There are a large number of flash sale sites out there, though the emergence of new offerings has slowed as the industry — not to mention consumers — seems to have hit a saturation point. Here is a brief guide to where you can find suits, dress shirts, ties and other professional clothing and accessories among the chaos.
Founded in 2007 by CEO Kevin Ryan, Gilt is the driving force and current leader of the online flash-sale movement. Gilt Group also ran the tragically short-lived Park and Bond, the online storefront counterpart to the flash-sales featured on Gilt Man. Gilt runs the gamut in brands from Calvin (including Calvin Klein Collection), Tommy and Ben Sherman to Bally, Caruso, Martin Greenfield, and Shipley & Halmos. Site photos, including the zoom function, are decent but not spectacular. (Can’t anyone replicate the close-ups Clad Men deployed?) Discounts can be substantial, though selection can be maddeningly hit or miss unless you are willing to queue up at lunchtime to hit the sales when they start. Even with a frustrating return policy, Gilt Man, which also boasts a good blog, GiltMANual that introduces readers to “brands you should know,” is deservedly number one on this list.
Begun in May 2011 by Amazon.com, Myhabit.com has enough substance to hold your attention. With the retail behemoth behind it, the site features a rotating selection of unique brands that can be difficult to find at other online storefronts or flash sites, from Mezlan shoes to Rotenier cufflinks and tie bars to Simon Spurr and Calvin Klein Collection suits. Markdowns can be substantial: A trench from Micah Cohen similar to one that retails for over $200 on Zappos.com could be had for $69 on My Habit. Product pages have useful if at first startling video of models twirling in their clothing and terrific photographs with decent zoom function. One bonus: If you have an Amazon.com account, you can log into My Habit with it. Phew. One less username and password combination to remember.

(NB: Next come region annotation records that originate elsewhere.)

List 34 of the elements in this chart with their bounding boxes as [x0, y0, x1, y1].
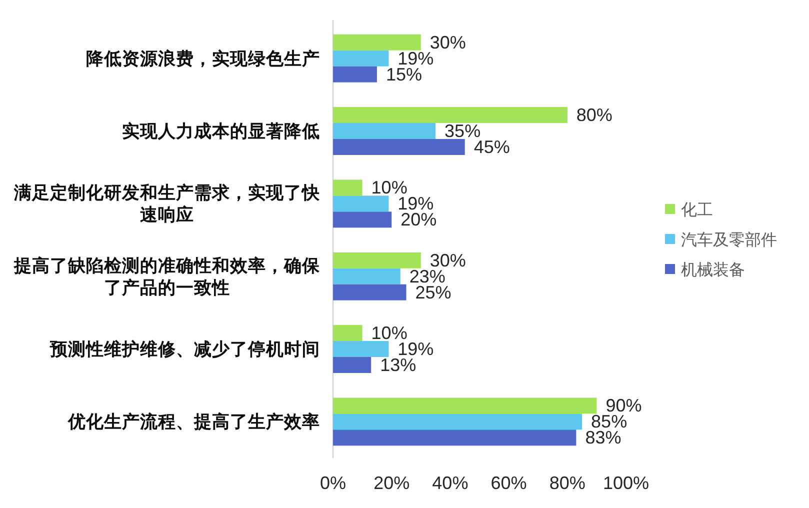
bar [333, 252, 421, 268]
bar [333, 430, 576, 446]
bar [333, 341, 389, 357]
x-tick-label: 20% [374, 473, 410, 493]
x-tick-label: 80% [549, 473, 586, 493]
bar [333, 107, 568, 124]
x-tick-label: 100% [602, 473, 650, 493]
x-tick-label: 0% [320, 473, 346, 493]
data-label: 80% [576, 105, 612, 126]
y-tick-label: 满足定制化研发和生产需求，实现了快速响应 [13, 182, 321, 225]
bar [333, 356, 372, 373]
y-tick-label: 预测性维护维修、减少了停机时间 [49, 339, 320, 359]
legend-label: 机械装备 [681, 261, 745, 279]
bar [333, 50, 389, 66]
bar [333, 138, 465, 155]
y-tick-label: 优化生产流程、提高了生产效率 [67, 412, 320, 432]
bar [333, 398, 597, 414]
legend-label: 汽车及零部件 [681, 231, 777, 249]
y-tick-label: 提高了缺陷检测的准确性和效率，确保了产品的一致性 [13, 255, 321, 298]
bar [333, 325, 362, 342]
bar [333, 268, 400, 284]
bar [333, 284, 406, 300]
legend-label: 化工 [681, 202, 713, 219]
bar [333, 212, 392, 228]
x-tick-label: 60% [490, 473, 527, 493]
bar [333, 414, 582, 430]
bar [333, 66, 377, 82]
bar [333, 123, 436, 139]
bar [333, 34, 421, 50]
bar [333, 180, 362, 196]
y-tick-label: 降低资源浪费，实现绿色生产 [86, 48, 320, 68]
bar [333, 196, 389, 212]
x-tick-label: 40% [432, 473, 468, 493]
y-tick-label: 实现人力成本的显著降低 [122, 121, 320, 141]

Founded in 2007 by digital economy entrepreneur Paul Hurley, Ideel offers a decent selection of men’s shirts, suits and accessories, including cufflinks, bags and vintage watches. With brands including Ben Sherman, Calvin Klein, Jack Victor, Joseph Abboud, Tailorbyrd, and Tommy Hilfiger, ideeli feels like an online cross between Lord and Taylor and Nordstrom Rack. The site features decent, if small, pictures with a good zoom function, and useful dimensions and descriptions of their products.
Owned and operated by Bluefly, Belle & Clive launched in December 2011 and feels like an upscale extension of the company’s product offerings. With brands including Alara, Joseph Abboud, Hickey Freeman, Kenneth Cole, Prada, and Tod’s, the site is all over the map when it comes to styles and price points, though has a number of brands common with stores such as Bloomingdales and Nordstrom, as well as what Bluefly offers via its regular retail portal. The site has a nice selection of suits, shirts and ties. Deals vary. $350 for an Abboud suit, or $58 for a Theory dress shirt? Not bad at all. $145 for a Prada tie that retails for $185? Not great. Product photographs offer very little zoom, making it difficult to see details. If you already have a Bluefly account, you can log into Belle and Clive with it.
Montreal-based Beyond the Rack, which launched in 2009, has an expansive definition of what constitutes professional wear. The site is reminiscent of walking into Marshals or the now-defunct Filene’s Basement. That is, hit or miss, though they do seem to do well with ties from the likes of Christian Dior and Dolce & Gabbana. You better be sure you like what you buy, because their return policy is atrocious.
Playful, though more focused on casual than professional wear for men, Hautelook caries a small array of interesting brands. From suits by Varvatos and Valentino to shoes from the likes of Donald J Pliner, the site is worth a look, though sizes are hit or miss.
Overwhelmingly focused on women, Ru La La features a small and underwhelming selection of men’s clothing and accessories. Photos are decent but small. Compare prices carefully. Their “deal” of a Brooks Brothers dress shirt, marked down from $168 to $79.90, are 40 cents more expensive than they’re retailing for at Brooks Brothers. One wonders how they estimate the retail price.